She breathes, lays her
back against the couch
as she takes sinks into it.

The cool glass rolling
across her lips. She
closes her eyes and
appreciates the quiet
whirring of the fan,
the blinds rustling.
This, she thinks, is
what peacetime feels like.

For so long her body
has been a battlefield.

It is hard to come to rest
when you have trained
your ears to listen
for signs that the calvary
is coming, waiting for
the bomb to drop— not
just for the aftermath
that will rip through her,
but for the way she
will pay for existing
to be bombed
in the first place.

Now that she has
walked away from
the war, it is strange
to try and live normally
again, sometimes.

What does it mean
when her body’s
ability to feel safe
is novelty and
not the norm?
How long will it
take for her to
stop listening for
the whistle of bombs
every time the wind
rustles the blinds?

She rolls the cool
glass against her
lips, breathes, and
tries to see if she
can learn to train
her body for peacetime
too.

At The Cathedral

Hush, look up in awe.
See the redwoods rise,
and feel the breath in
your chest lift to meet them.

Put your palm on the base,
shocked at how soft the bark
feels underneath your hand.
The crevices are so deep
and dark, they looked like
they were carved in stone.

This is no cold stone, though.
This is teeming and alive,
rough and supple under your palm.
Spiders weave delicate and
intricate webs inside the
places where the redwood’s
small, dark slabs layered over
like a thatched roof, dips
dark into itself. Mossy
softness, like streaks of
paint, a child’s hand across
the canvas, runs up and along
the massive body of the tree.

The rustle of leaves
makes you look up,
makes you realize just
how small your hand is,
your whole body and being
are, really, in this place.

Still, the treetops call,
invite you to see the decay–
cracked, brown, broken leaves
slowly turning  dead to
fertile– at the roots, all
the way up to soaring
branches above that weave
shadow-green lace, ‘God’s
kaleidoscope,’ you marvel.

You stand there, wondering,
as the redwoods ask you
to look at your own supple
softness, to see the places
turned brittle, let them fall
and feed your roots. They
ask you what you will let
die so you can meet them
up there.

The Last, Best Thing

I’m on the second day of the OnBeing Gathering, and I am already in awe of the number of connections, spiritual fulfillment, and pure grace I have gained here. Every time someone has joined me at a meal or started a conversation, I have been so grateful to be pushed outside of my introvert zone and made some truly fantastic connections.

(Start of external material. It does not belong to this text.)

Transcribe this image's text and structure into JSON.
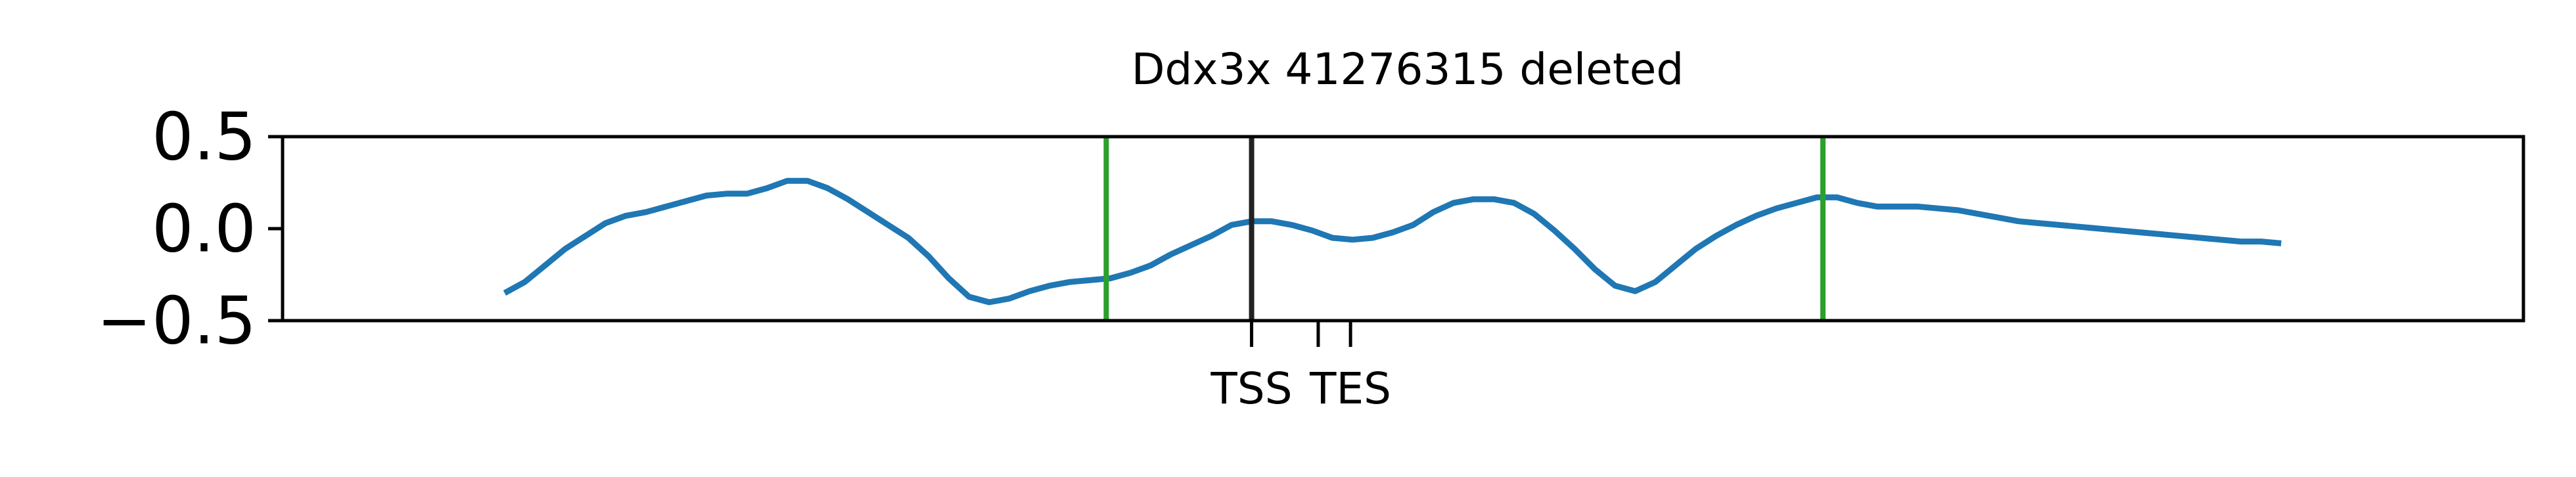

One of the benefits of this has been the space to refocus and start clarifying my own purpose and desires. I’m beginning to realize, very quickly, that I really love writing— poetry, prose, short, long– I want to write more. 

So, beyond giving up coffee, I’m going to write a poem a day for the rest of Lent. I have some making up to do, but I’m excited to push myself in this way. It won’t be perfect, I know many of them will be bad, but I know I need to start rehabilitating and rebuilding the muscle.

Anyway, here’s the first.


2/16/18

When the last, best thing
spills forth from
your lips, what will be
the image that you paint?
The story that you tell?

You have lived a life on
the cusp for years now,
so carefully dipping
that funny toe of yours
right the buoy marked, “SAFE.”
You have reached around
that barrier trying to
find some sign saying to “GO.”

Can you see beyond yourself?
Can you find the place
in you that is pure
movement? That bubbling
red blood in your gut
that fuels the body
to movement, to action?

Can you ride that river
to the sea that called
your ancestors, as it
once did to you? Can
you find comfort in
the raging currents,
see the beauty and
not fear the white-foamed
wave that swallowed you?

See your rabbit-heart as
the paddles of your ship,
the curve of your hip the
rudder of riding the current.
Know that the last, best
thing you say or see will
be found on the side of a buoy
or ever be the safest route.

Go, now, knowing the best
thing will be to set out
and find yourself home
again.

Parallel Lives

I wrote this as a follow-up/interlude to this piece, which at the time I said was fiction. And in a way, it is, just like this might be fiction too.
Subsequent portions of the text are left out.